Le 21 février suivant, la SA LA BANQUE POSTALE informait Madame [H] [V] épouse [R] que sa responsabilité ne saurait être engagée puisque l’opération avait été réalisée en présence physique de sa carte bancaire ni perdue ni volée. Le 21 mars 2023, la SA LA BANQUE POSTALE informait la requérante qu’elle ne saurait être tenue pour responsable d’un délit commis sur la voie publique. Elle refusait par conséquent de rétablir le compte dans l’état dans lequel il se trouvait avant l’opération litigieuse.
Madame [H] [V] épouse [R] démontre par l’envoi d’un courrier recommandé réceptionné le 13 mars 2023 par la requise qu’elle a sollicité en vain l’extraction des images de la caméra du distributeur automatique.
La banque ne démontre pas que l’opération en cause a été autorisée, authentifiée, dûment enregistrée et comptabilisée et qu’elle n’a pas été affectée par une déficience technique ou autre. En effet l’utilisation de la carte bleue ne prouve pas que l’on a autorisé la transaction. Elle ne démontre pas non plus que son système de sécurité soit infaillible.

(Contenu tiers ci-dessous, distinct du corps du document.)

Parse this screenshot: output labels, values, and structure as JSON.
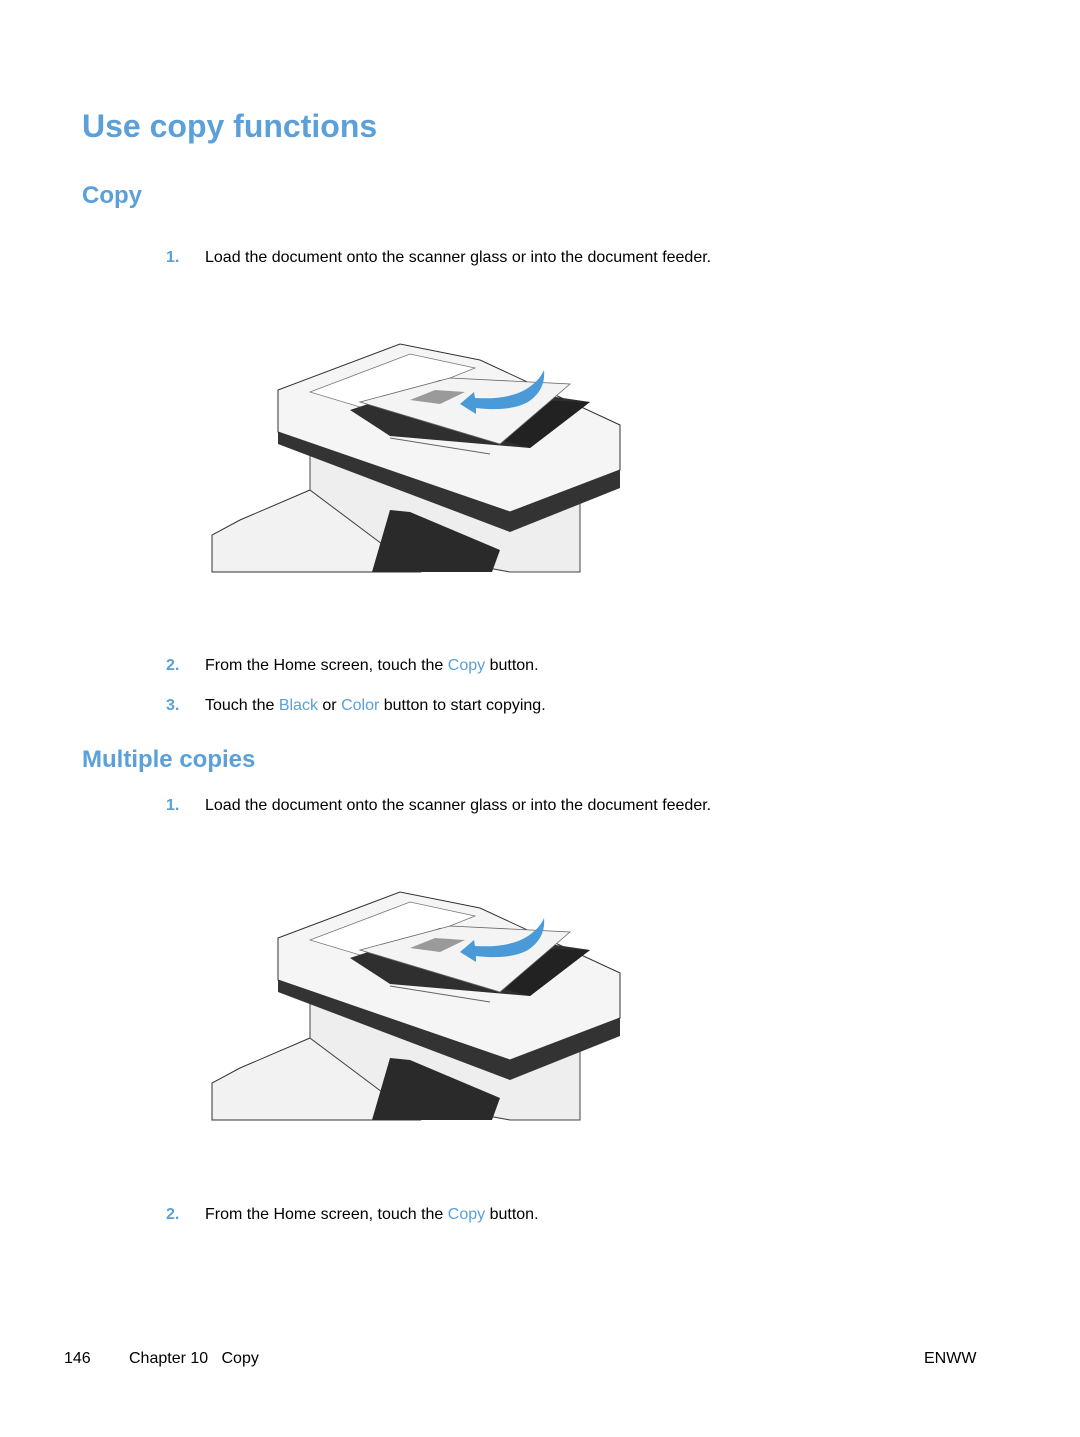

Par conséquent aucune négligence grave quant à la sécurisation des moyens de paiement de Madame [V] épouse [R] n’est démontrée.
La SA LA BANQUE POSTALE sera condamnée au paiement de la somme de 1 200 € correspondant au retrait litigieux. Le délai de 30 jours mentionné au 3° de l’article L 133- 18 du code monétaire et financier étant dépassé à la date de l’assignation, l’intérêt au taux légal majoré de quinze points à compter de cette date est applicable.
Sur les demandes accessoires
Aux termes de l’article 696 du Code de procédure civile « la partie perdante est condamnée aux dépens, à moins que le juge, par décision motivée, n’en mette la totalité ou une fraction, à la charge de l’autre partie ».
La SA LA BANQUE POSTALE, qui succombe, sera condamnée à supporter l’intégralité des dépens.
L’équité commande d’accorder à la requérante une indemnité de 1 000 € pour les frais irrépétibles.
Il est rappelé qu’en application de l’article 514 du Code de procédure civile le présent jugement est de droit exécutoire à titre provisoire. Cette exécution provisoire n’est pas incompatible avec la nature de l’affaire.
PAR CES MOTIFS :
Le Tribunal, après débats publics, par jugement par défaut rendu en dernier ressort par mise à disposition au greffe,
CONDAMNE la SA LA BANQUE POSTALE à payer à Madame [H] [V] épouse [R] la somme de 1 200 € outre intérêts au taux légal majoré de quinze points à compter du 23 juin 2023 ;
CONDAMNE la SA LA BANQUE POSTALE à supporter l’intégralité des dépens ;
CONDAMNE la SA LA BANQUE POSTALE à payer à Madame [H] [V] épouse [R] la somme de 1 000 € en application des dispositions de l’article 700 du code de procédure civile ;
DÉBOUTE les parties de toutes autres demandes différentes, plus amples ou contraires au présent dispositif ;
RAPPELLE que le présent jugement est assorti de plein droit de l’exécution provisoire, en application des dispositions de l’article 514 du Code de procédure civile
Ainsi jugé et prononcé les jour, mois et an que dessus par sa mise à disposition au greffe.